Bu sunuda uluslararası egemenlik ilişkileri bağlamında dillerin egemenliği
üzerinde durulacaktır.
1. Uluslararası Egemenlik İlişkilerini Belirleyen
Etkenler ve Dile Yansıması
Bir dil, kendini başka dillere karşı sınırlar. Dilin ulusların oluşmasını
sağlayan temel öğelerden biri olması da bu özelliği nedeniyledir. Dil,
ancak yabancı sözcüklerin karışmasıyla değişikliğe uğrar (Humboldt,
1980: 4). Başka dillerin karışması da, uluslararası ekonomik ve kültürel
ilişkiler nedeniyle kaçınılmaz olmaktadır. Türkçenin Arapça
ve Farsçadan etkilenmesi bu duruma örnek gösterilebilir. Arapça ve
Farsça sözcüklerin Türkçeye karışmasının, Türk dilini geliştirdiği
düşünülebilir. Bu durum yine de egemenlik ilişkileri gerçekliğine ters
düşmemektedir.
Egemenlik–dil ilişkisi açısından bakıldığında bir dili şu ya da bu
biçimde etkileyecek çok sayıda etkenden söz edilebilir. Ancak burada
coğrafi, toplumsal, ekonomik ve kültürel etkenler üzerinde durulacaktır.
1. 1. Coğrafi Etkenler ve Dil
Bir dilin egemen dil durumuna gelmesinde o dili konuşan toplumun
coğrafi konumu önemli olmaktadır. Tarıma elverişli alanlar, o bölgenin
yerleşim alanı olarak seçilmesine ve ortak bir kültürün gelişmesine
neden olmaktadır. Bu alanlarda kültüre bağlı olarak dillerin de geliştiği
görülmektedir. Antikçağ Yunanistan’ı bu duruma örnek gösterilebilir.

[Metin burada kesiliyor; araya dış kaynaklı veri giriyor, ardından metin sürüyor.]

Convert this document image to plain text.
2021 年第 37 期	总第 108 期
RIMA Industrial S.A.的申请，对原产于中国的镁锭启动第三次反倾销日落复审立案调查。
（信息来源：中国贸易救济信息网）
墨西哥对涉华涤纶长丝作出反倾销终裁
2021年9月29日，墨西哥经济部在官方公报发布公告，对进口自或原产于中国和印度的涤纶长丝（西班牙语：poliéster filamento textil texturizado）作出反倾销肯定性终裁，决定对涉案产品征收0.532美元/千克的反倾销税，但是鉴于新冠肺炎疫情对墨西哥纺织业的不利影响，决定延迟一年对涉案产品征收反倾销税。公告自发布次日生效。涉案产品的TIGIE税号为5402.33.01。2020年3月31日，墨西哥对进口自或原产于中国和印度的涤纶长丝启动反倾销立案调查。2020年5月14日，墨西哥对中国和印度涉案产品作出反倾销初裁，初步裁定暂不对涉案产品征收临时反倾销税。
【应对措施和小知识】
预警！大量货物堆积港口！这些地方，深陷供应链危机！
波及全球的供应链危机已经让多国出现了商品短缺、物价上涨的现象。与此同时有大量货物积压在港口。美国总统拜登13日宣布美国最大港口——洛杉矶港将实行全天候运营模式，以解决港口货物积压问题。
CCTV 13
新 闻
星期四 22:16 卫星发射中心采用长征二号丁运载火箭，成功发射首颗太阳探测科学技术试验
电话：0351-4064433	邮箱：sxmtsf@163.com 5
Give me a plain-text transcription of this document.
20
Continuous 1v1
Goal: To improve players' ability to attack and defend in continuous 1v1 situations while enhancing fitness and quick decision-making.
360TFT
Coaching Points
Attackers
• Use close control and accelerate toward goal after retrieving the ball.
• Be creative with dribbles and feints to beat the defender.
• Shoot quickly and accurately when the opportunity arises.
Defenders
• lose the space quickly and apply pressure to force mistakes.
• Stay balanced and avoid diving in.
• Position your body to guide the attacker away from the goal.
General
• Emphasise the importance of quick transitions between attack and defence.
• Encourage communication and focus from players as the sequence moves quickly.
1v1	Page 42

Site devletlerindeki bilimsel ve düşünsel gelişmeler, Yunancayı Akdeniz
havzasında egemen bir dil durumuna getirmiştir. Öyle ki Romalı
okur-yazar kesimi, Yunanca öğrenerek Latinceye çeviriler yapmışlardır.

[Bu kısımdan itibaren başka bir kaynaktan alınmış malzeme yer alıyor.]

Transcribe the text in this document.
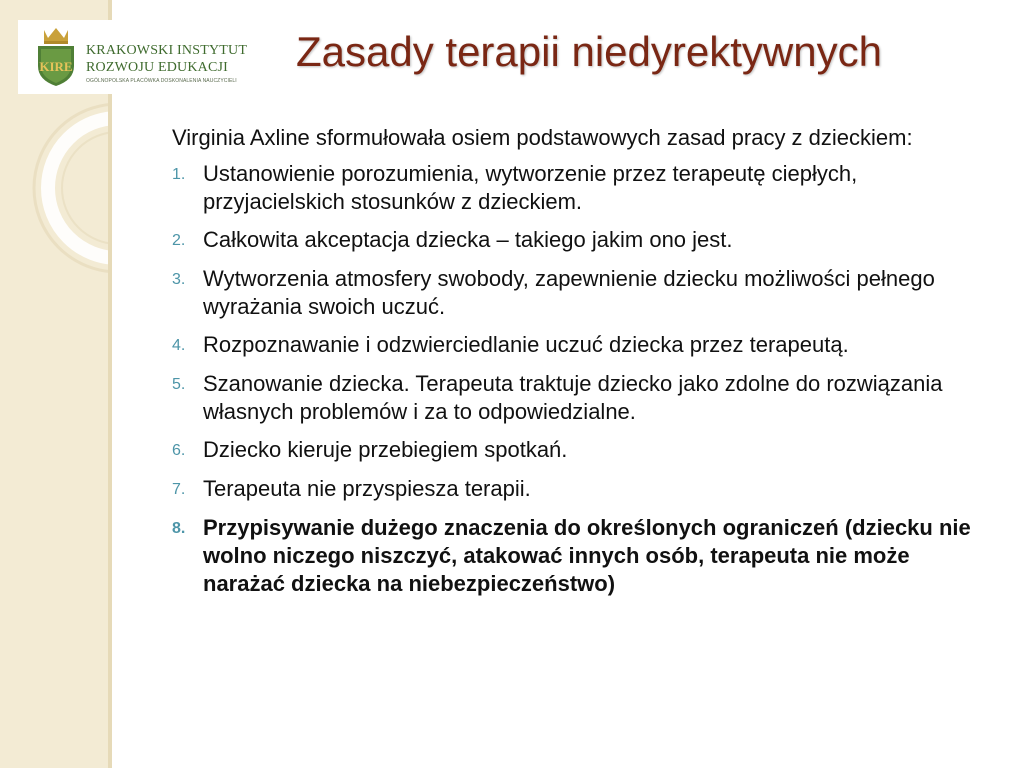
KIRE
KRAKOWSKI INSTYTUT
ROZWOJU EDUKACJI
OGÓLNOPOLSKA PLACÓWKA DOSKONALENIA NAUCZYCIELI
Zasady terapii niedyrektywnych

Virginia Axline sformułowała osiem podstawowych zasad pracy z dzieckiem:

1. Ustanowienie porozumienia, wytworzenie przez terapeutę ciepłych, przyjacielskich stosunków z dzieckiem.
2. Całkowita akceptacja dziecka – takiego jakim ono jest.
3. Wytworzenia atmosfery swobody, zapewnienie dziecku możliwości pełnego wyrażania swoich uczuć.
4. Rozpoznawanie i odzwierciedlanie uczuć dziecka przez terapeutą.
5. Szanowanie dziecka. Terapeuta traktuje dziecko jako zdolne do rozwiązania własnych problemów i za to odpowiedzialne.
6. Dziecko kieruje przebiegiem spotkań.
7. Terapeuta nie przyspiesza terapii.
8. Przypisywanie dużego znaczenia do określonych ograniczeń (dziecku nie wolno niczego niszczyć, atakować innych osób, terapeuta nie może narażać dziecka na niebezpieczeństwo)
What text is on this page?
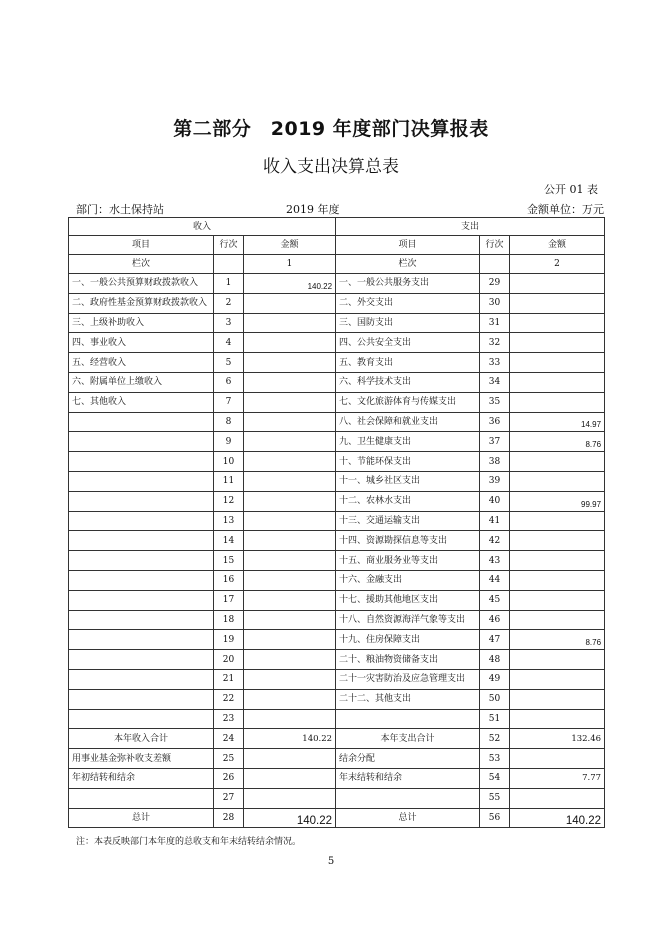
第二部分　2019 年度部门决算报表
收入支出决算总表
公开 01 表
部门：水土保持站	2019 年度	金额单位：万元
收入			支出		
项目	行次	金额	项目	行次	金额
栏次		1	栏次		2
一、一般公共预算财政拨款收入	1	140.22	一、一般公共服务支出	29	
二、政府性基金预算财政拨款收入	2		二、外交支出	30	
三、上级补助收入	3		三、国防支出	31	
四、事业收入	4		四、公共安全支出	32	
五、经营收入	5		五、教育支出	33	
六、附属单位上缴收入	6		六、科学技术支出	34	
七、其他收入	7		七、文化旅游体育与传媒支出	35	
	8		八、社会保障和就业支出	36	14.97
	9		九、卫生健康支出	37	8.76
	10		十、节能环保支出	38	
	11		十一、城乡社区支出	39	
	12		十二、农林水支出	40	99.97
	13		十三、交通运输支出	41	
	14		十四、资源勘探信息等支出	42	
	15		十五、商业服务业等支出	43	
	16		十六、金融支出	44	
	17		十七、援助其他地区支出	45	
	18		十八、自然资源海洋气象等支出	46	
	19		十九、住房保障支出	47	8.76
	20		二十、粮油物资储备支出	48	
	21		二十一灾害防治及应急管理支出	49	
	22		二十二、其他支出	50	
	23			51	
本年收入合计	24	140.22	本年支出合计	52	132.46
用事业基金弥补收支差额	25		结余分配	53	
年初结转和结余	26		年末结转和结余	54	7.77
	27			55	
总计	28	140.22	总计	56	140.22
注：本表反映部门本年度的总收支和年末结转结余情况。
5
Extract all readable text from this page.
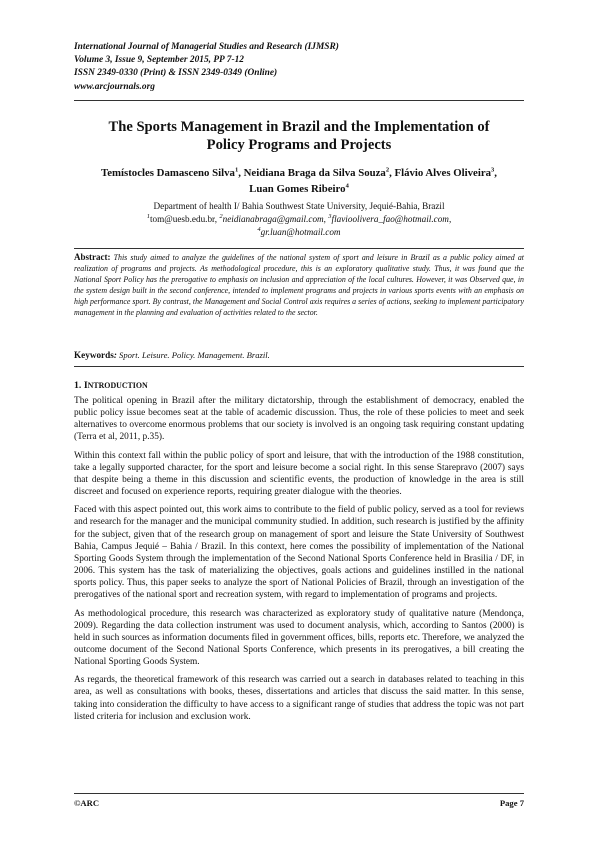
International Journal of Managerial Studies and Research (IJMSR)
Volume 3, Issue 9, September 2015, PP 7-12
ISSN 2349-0330 (Print) & ISSN 2349-0349 (Online)
www.arcjournals.org
The Sports Management in Brazil and the Implementation of
Policy Programs and Projects
Temístocles Damasceno Silva$^1$, Neidiana Braga da Silva Souza$^2$, Flávio Alves Oliveira$^3$,
Luan Gomes Ribeiro$^4$
Department of health I/ Bahia Southwest State University, Jequié-Bahia, Brazil
$^1$tom@uesb.edu.br, $^2$neidianabraga@gmail.com, $^3$flavioolivera_fao@hotmail.com,
$^4$gr.luan@hotmail.com
Abstract: This study aimed to analyze the guidelines of the national system of sport and leisure in Brazil as a public policy aimed at realization of programs and projects. As methodological procedure, this is an exploratory qualitative study. Thus, it was found que the National Sport Policy has the prerogative to emphasis on inclusion and appreciation of the local cultures. However, it was Observed que, in the system design built in the second conference, intended to implement programs and projects in various sports events with an emphasis on high performance sport. By contrast, the Management and Social Control axis requires a series of actions, seeking to implement participatory management in the planning and evaluation of activities related to the sector.
Keywords: Sport. Leisure. Policy. Management. Brazil.
1. INTRODUCTION

The political opening in Brazil after the military dictatorship, through the establishment of democracy, enabled the public policy issue becomes seat at the table of academic discussion. Thus, the role of these policies to meet and seek alternatives to overcome enormous problems that our society is involved is an ongoing task requiring constant updating (Terra et al, 2011, p.35).

Within this context fall within the public policy of sport and leisure, that with the introduction of the 1988 constitution, take a legally supported character, for the sport and leisure become a social right. In this sense Starepravo (2007) says that despite being a theme in this discussion and scientific events, the production of knowledge in the area is still discreet and focused on experience reports, requiring greater dialogue with the theories.

Faced with this aspect pointed out, this work aims to contribute to the field of public policy, served as a tool for reviews and research for the manager and the municipal community studied. In addition, such research is justified by the affinity for the subject, given that of the research group on management of sport and leisure the State University of Southwest Bahia, Campus Jequié – Bahia / Brazil. In this context, here comes the possibility of implementation of the National Sporting Goods System through the implementation of the Second National Sports Conference held in Brasilia / DF, in 2006. This system has the task of materializing the objectives, goals actions and guidelines instilled in the national sports policy. Thus, this paper seeks to analyze the sport of National Policies of Brazil, through an investigation of the prerogatives of the national sport and recreation system, with regard to implementation of programs and projects.

As methodological procedure, this research was characterized as exploratory study of qualitative nature (Mendonça, 2009). Regarding the data collection instrument was used to document analysis, which, according to Santos (2000) is held in such sources as information documents filed in government offices, bills, reports etc. Therefore, we analyzed the outcome document of the Second National Sports Conference, which presents in its prerogatives, a bill creating the National Sporting Goods System.

As regards, the theoretical framework of this research was carried out a search in databases related to teaching in this area, as well as consultations with books, theses, dissertations and articles that discuss the said matter. In this sense, taking into consideration the difficulty to have access to a significant range of studies that address the topic was not part listed criteria for inclusion and exclusion work.

©ARC	Page 7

Örneğin, Livius Andronicus’un (M.Ö. 240) Odesa’yı Latinceye çevirdiği
bilinmektedir (Şahin, 2005: 13). Yunanistan daha sonra Roma’nın
egemenliğine geçmiştir. Bu dönemde Yunanca önemli bir kültür dili
olarak kalmakla birlikte, Latince zamanla Roma İmparatorluğu içinde
egemen bir dil durumuna yükselmiştir.
Bir ülkenin doğal zenginlikleri bir kültürün serpilip gelişmesine fırsat
verdiği gibi, başka ülkelerin bu bölgeye göz dikmesine ve bu bölge
insanlarıyla ilgili politik tutum geliştirmesine de neden olmaktadır.
Sömürgecilik bu duruma örnek gösterilebilir. Avrupalı sömürgeciler
gittikleri yerlerde yalnızca doğal kaynakları ellerine geçirmekle kalmamışlar,
aynı zamanda dillerinin öğrenilmesini de zorunlu tutmuşlardır.

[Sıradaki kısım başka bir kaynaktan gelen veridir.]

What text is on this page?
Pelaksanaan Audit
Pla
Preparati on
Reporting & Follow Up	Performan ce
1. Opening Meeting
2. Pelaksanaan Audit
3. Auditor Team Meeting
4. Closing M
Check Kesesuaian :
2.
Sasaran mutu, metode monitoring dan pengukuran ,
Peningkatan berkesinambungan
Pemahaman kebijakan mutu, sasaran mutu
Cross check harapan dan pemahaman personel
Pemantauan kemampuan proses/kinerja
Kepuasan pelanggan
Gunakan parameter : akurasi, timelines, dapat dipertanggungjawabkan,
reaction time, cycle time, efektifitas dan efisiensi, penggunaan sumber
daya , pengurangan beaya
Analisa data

Bu zorlama, Portekiz’in Afrika’daki sömürgeleri için koyduğu yasada
açıkça görülmektedir:
“Okullarda Portekizce konuşmak zorunludur. Okul dışında misyonerler
ve yardımcıları da Portekizce konuşmak zorundadır. Sırf din derslerinde
yerli diller kullanılabilir” (Biermann, 1975:20).
Bugün resmi dili Fransızca olan Senegal ve diğer Afrika ülkelerinde
de durum büyük bir farklılık göstermemektedir. Senegal’de tüm öğ-
rencilerin en büyük sıkıntısı, dersleri Fransızca izlemeleridir. Çocuklar
genelde yerli dilleri konuşmaktadır. Oysa Senegal’in okul dili Fransızcadır.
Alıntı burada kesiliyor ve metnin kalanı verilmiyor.